Run your app with Confluent Cloud

1

Instead of running a local Kafka cluster, you may use Confluent Cloud, a fully managed Apache Kafka service.

  1. Sign up for Confluent Cloud, a fully managed Apache Kafka service.

  2. After you log in to Confluent Cloud Console, click Environments in the lefthand navigation, click on Add cloud environment, and name the environment learn-kafka. Using a new environment keeps your learning resources separate from your other Confluent Cloud resources.

  3. From the Billing & payment section in the menu, apply the promo code CC100KTS to receive an additional $100 free usage on Confluent Cloud (details). To avoid having to enter a credit card, add an additional promo code CONFLUENTDEV1. With this promo code, you will not have to enter a credit card for 30 days or until your credits run out.

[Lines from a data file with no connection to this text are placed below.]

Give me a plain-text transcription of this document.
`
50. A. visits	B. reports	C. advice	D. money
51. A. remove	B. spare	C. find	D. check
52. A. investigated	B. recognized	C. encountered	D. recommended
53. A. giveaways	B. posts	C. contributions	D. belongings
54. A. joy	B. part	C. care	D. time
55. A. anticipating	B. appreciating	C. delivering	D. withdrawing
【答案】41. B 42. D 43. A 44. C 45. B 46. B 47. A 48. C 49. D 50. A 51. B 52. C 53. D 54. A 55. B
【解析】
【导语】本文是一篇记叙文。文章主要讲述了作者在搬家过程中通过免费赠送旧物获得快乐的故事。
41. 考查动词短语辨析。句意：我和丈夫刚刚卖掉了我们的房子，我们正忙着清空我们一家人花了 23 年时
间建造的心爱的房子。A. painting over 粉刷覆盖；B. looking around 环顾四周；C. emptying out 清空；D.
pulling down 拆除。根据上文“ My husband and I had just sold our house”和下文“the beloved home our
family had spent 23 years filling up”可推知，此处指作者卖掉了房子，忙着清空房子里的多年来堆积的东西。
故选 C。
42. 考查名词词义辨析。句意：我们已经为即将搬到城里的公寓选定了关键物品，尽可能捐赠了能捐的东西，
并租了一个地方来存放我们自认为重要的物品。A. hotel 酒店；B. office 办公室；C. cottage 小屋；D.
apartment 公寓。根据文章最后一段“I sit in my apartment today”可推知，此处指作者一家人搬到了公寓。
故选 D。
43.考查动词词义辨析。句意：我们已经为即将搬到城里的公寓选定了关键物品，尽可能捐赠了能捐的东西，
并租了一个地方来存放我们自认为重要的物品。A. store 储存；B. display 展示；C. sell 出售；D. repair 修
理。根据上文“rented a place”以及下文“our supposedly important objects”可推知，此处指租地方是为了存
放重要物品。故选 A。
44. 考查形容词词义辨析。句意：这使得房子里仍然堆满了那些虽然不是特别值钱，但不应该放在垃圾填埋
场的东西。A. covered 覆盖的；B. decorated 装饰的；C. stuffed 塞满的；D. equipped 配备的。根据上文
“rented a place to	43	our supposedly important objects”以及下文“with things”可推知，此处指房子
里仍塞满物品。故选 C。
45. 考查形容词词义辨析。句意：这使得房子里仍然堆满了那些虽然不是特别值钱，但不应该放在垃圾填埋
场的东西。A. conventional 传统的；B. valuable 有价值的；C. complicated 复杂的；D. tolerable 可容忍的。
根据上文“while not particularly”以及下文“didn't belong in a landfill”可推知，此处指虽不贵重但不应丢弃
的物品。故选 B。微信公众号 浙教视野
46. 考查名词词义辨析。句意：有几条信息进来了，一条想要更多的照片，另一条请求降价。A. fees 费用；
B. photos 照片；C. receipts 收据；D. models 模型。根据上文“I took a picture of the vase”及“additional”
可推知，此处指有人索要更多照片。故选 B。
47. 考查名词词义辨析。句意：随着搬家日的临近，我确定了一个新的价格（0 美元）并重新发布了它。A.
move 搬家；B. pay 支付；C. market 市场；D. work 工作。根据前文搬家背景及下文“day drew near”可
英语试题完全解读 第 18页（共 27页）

  4. Click on LEARN and follow the instructions to launch a Kafka cluster and enable Schema Registry.

Confluent Cloud

Next, from the Confluent Cloud Console, click on Clients to get the cluster-specific configurations, e.g., Kafka cluster bootstrap servers and credentials, Confluent Cloud Schema Registry and credentials, etc., and set the appropriate parameters in your client application. In the case of this tutorial, add the following properties to the client application’s input properties file, substituting all curly braces with your Confluent Cloud values.

# Required connection configs for Kafka producer, consumer, and admin
bootstrap.servers={{ BROKER_ENDPOINT }}
security.protocol=SASL_SSL
sasl.jaas.config=org.apache.kafka.common.security.plain.PlainLoginModule required username='{{ CLUSTER_API_KEY }}' password='{{ CLUSTER_API_SECRET }}';
sasl.mechanism=PLAIN
# Required for correctness in Apache Kafka clients prior to 2.6
client.dns.lookup=use_all_dns_ips

# Best practice for Kafka producer to prevent data loss
acks=all

# Required connection configs for Confluent Cloud Schema Registry
schema.registry.url=https://{{ SR_ENDPOINT }}
basic.auth.credentials.source=USER_INFO
schema.registry.basic.auth.user.info={{ SR_API_KEY }}:{{ SR_API_SECRET }}

Now you’re all set to run your streaming application locally, backed by a Kafka cluster fully managed by Confluent Cloud.